Based on my previous lack luster experiences with mandioca I never felt all that inclined to do too much cooking with in on my own, until my friend and fellow volunteer Nico came up with the idea of mandioca veggie burgers. Given the prevalence and affordability of mancioca, and the number of times I have eaten beans this week (9), I was excited to try something a little different. I was also excited about this recipe is because it could be made with ingredients I can reliably find at site or in my district capital (~30 minute car ride away,) because I feel like I’ve been relying a lot on ingredients from Nampula City which is close to two hours away.

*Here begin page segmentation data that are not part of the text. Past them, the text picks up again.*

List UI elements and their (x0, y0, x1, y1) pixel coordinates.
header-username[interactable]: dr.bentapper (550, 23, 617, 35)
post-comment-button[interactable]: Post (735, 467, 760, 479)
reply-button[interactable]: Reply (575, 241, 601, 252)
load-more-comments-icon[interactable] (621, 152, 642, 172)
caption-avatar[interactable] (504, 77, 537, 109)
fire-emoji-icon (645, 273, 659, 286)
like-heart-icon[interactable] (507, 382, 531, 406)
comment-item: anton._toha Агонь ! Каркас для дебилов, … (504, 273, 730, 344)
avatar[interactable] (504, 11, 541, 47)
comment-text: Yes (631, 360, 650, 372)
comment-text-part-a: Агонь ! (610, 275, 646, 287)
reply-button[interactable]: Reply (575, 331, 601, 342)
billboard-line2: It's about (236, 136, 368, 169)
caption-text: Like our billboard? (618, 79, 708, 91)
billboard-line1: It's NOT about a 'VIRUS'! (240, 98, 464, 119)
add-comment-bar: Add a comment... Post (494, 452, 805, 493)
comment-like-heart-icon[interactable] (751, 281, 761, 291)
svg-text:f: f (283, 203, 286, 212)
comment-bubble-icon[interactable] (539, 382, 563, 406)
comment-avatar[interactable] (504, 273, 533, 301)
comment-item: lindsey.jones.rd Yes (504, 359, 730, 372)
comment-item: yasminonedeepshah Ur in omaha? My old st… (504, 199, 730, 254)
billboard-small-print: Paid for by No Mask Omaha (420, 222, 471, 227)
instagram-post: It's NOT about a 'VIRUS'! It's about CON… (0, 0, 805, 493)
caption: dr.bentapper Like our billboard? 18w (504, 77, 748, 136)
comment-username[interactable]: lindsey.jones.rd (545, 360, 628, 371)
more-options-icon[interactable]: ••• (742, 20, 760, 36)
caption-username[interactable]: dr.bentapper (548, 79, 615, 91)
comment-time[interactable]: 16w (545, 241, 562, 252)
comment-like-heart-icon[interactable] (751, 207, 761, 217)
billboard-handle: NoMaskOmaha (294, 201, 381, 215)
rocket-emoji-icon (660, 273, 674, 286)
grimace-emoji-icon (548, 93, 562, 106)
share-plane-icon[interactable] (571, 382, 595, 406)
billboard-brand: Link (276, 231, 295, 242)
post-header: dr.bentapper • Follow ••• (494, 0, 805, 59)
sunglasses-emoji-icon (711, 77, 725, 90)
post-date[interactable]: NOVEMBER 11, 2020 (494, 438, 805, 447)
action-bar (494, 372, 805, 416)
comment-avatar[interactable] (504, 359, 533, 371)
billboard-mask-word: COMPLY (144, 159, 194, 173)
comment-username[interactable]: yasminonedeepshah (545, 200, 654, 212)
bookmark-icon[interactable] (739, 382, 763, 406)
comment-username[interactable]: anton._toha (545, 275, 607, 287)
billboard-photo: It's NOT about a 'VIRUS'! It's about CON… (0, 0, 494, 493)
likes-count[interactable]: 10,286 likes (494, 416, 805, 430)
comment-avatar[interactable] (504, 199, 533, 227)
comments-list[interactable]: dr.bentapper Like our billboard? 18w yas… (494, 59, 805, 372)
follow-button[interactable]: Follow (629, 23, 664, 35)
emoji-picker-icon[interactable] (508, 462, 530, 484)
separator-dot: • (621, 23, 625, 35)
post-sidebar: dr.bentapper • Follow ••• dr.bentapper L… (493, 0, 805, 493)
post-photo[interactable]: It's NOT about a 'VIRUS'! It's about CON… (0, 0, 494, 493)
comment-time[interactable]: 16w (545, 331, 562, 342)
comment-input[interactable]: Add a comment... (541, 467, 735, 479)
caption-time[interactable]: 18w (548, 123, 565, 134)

- 1 smallish stick of mandioca
- ½ carrot
- ½ small onion
- 1 blub garlic
- Little bit of flour
- Cumin, curry powder
- Start by peeling and cutting the mandioca into small cubes, throw it into a boiling pot of water until soft, about 30 minutes or so
- Dice the onion, carrot, and garlic into very small pieces, and sauté until lightly browned.
- When the mandoica is soft, mash it, and add in the other veggies and spices to taste.
- Form into patties, coat in flour (to form better crust) and pan fry.
- Toast your bun and add whatever toppings you so desire!
The final product was a little bit crumbly, but made a delicious sandwich nonetheless. I added a fried egg (yay protein!), some piri piri sauce, and caramelized onions. I think if I were to make it again, I would also add some avocado because the mandioca itself was a little dry.